According to the problem, the total interest earned from both accounts is $1,210 at the end of the year. We can create an equation based on the interest earned from each account:

The interest earned from the 5% account is: \[ 0.05x \]

The interest earned from the 9% account is: \[ 0.09(21000 - x) \]

Now we can set up the equation based on the total interest: \[ 0.05x + 0.09(21000 - x) = 1210 \]

Now, we will solve the equation step by step.

1. Distribute \( 0.09 \): \[ 0.05x + 1890 - 0.09x = 1210 \]

2. Combine like terms: \[ -0.04x + 1890 = 1210 \]

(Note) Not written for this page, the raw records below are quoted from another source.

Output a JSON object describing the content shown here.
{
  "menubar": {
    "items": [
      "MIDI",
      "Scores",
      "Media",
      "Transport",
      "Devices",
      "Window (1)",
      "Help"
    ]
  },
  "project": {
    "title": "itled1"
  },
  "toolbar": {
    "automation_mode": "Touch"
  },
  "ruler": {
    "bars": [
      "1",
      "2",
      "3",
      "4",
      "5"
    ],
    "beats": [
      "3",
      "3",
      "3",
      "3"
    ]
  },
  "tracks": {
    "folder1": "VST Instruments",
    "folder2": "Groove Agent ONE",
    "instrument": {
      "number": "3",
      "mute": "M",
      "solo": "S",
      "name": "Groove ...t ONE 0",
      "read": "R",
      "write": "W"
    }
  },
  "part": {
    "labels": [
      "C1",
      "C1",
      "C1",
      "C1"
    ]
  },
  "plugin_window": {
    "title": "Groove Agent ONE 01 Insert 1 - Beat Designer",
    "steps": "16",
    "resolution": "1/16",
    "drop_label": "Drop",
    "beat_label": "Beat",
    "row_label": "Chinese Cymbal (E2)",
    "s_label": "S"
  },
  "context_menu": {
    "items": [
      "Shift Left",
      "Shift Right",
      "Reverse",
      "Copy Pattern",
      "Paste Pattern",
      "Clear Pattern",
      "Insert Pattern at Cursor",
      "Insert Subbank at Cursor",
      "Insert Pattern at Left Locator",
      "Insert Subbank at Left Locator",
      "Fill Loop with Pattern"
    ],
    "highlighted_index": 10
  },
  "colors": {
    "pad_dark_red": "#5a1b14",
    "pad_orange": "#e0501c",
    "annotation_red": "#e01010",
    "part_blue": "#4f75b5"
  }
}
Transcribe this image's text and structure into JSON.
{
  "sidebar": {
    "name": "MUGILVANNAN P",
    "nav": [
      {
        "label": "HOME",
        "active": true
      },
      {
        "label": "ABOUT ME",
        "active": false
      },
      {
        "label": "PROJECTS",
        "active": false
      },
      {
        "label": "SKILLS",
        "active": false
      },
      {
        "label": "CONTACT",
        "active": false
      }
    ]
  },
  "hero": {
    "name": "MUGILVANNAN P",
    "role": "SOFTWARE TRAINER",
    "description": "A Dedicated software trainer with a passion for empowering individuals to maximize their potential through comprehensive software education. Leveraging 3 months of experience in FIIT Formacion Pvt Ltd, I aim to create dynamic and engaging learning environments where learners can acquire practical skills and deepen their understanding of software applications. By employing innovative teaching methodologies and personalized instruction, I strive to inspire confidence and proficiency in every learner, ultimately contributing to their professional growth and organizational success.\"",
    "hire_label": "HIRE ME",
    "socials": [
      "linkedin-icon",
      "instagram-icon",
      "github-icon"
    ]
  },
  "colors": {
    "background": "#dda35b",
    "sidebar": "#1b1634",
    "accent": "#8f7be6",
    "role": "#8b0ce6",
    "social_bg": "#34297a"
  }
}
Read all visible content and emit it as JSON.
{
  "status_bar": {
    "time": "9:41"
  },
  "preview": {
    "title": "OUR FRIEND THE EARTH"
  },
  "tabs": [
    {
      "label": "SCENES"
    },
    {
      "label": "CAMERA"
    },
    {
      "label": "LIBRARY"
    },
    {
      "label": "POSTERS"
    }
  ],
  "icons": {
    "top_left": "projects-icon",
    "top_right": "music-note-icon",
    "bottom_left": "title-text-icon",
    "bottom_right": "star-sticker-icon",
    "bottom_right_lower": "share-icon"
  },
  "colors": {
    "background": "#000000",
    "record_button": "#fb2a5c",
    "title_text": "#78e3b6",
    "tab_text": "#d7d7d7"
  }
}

3. Subtract 1890 from both sides: \[ -0.04x = 1210 - 1890 \] \[ -0.04x = -680 \]

4. Divide both sides by -0.04: \[ x = \frac{-680}{-0.04} \] \[ x = 17000 \]

So, Ms. Burke invested $17,000 at 5%.

Now, to find the amount invested at 9%: \[ 21000 - x = 21000 - 17000 = 4000 \]

Thus, the amounts invested are as follows:

• Amount invested at 5%: $17,000
• Amount invested at 9%: $4,000

Final Answer

The amount invested at 5% was $17,000.